いじめの内容は様々。私の収容されていた島根あさひ社会復帰促進センターでは激しいいじめはなかったものの、食事を食べさせない、祝日に配布されるお菓子を捨てさせる、真冬にもかかわらず大浴場の湯船に入浴させない、また受刑者が既に入浴している風呂のお湯を使用して身体や頭を洗わせる。
監視カメラの死角となる場所で身体を蹴る、受刑者同士が話のできる余暇時間に部屋から呼び出されてひたすら点検拒否という規律違反を自分で起こして、この工場からいなくなれと詰め寄られる。切手をかつあげされたりと、このようないじめは絶えなかった。
「便所の水に浸かったメシを食え」
ちなみに26歳以下受刑者が収容される少年刑務所のいじめはもっと壮絶だ。川越少年刑務所から島根あさひ社会復帰促進センターへ移送されてきた受刑者から話を聞いたことがある。
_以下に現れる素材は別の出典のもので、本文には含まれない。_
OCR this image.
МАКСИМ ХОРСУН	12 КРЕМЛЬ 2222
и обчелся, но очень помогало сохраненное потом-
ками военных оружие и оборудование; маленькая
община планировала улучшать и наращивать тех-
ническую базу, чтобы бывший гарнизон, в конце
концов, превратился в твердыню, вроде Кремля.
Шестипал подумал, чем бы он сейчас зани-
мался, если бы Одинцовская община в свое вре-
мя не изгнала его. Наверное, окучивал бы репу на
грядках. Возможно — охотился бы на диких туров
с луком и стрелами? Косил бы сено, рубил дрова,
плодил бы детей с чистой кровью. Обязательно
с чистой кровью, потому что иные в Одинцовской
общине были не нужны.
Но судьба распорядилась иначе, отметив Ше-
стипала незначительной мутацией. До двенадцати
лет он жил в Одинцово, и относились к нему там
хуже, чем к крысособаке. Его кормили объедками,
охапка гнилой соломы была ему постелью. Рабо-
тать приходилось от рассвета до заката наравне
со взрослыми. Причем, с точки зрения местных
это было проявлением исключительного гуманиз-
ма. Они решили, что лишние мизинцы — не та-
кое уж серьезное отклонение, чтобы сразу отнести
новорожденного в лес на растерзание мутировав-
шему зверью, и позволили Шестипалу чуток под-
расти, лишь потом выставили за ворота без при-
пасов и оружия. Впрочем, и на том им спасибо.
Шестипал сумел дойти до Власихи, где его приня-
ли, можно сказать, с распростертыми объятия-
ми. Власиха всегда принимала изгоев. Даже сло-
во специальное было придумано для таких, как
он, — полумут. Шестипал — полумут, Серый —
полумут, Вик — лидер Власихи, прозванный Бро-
「自分がいた少年刑務所はハンパじゃなかったです。運動時間はひたすら筋トレ。一人が脱落したら、連帯責任でやり直し……地獄でした。いじめも凄かったです。雑居房で顔以外殴る蹴るは普通にありました、身体なら服を着ていて見えないので、アザができたりけがをしても問題ないんですよ。それから、ご飯に洗剤かけられたり、便器にご飯を突っ込まれて、便所の水に浸かったメシを食えって言われたり。休みの日に大便をずっと我慢させられる受刑者もいました……」
自慰行為を強要され、出した自分の精液を飲めなどと言われた受刑者もいた。少年刑務所では日常的にこんないじめが行われていたと知り鳥肌が立つと同時に、自分が30代でよかったと心底安心した瞬間でもあった。そんなことで安心するくらいなら最初から犯罪なんてするなと後々思い、なんだか自分が虚しくなった。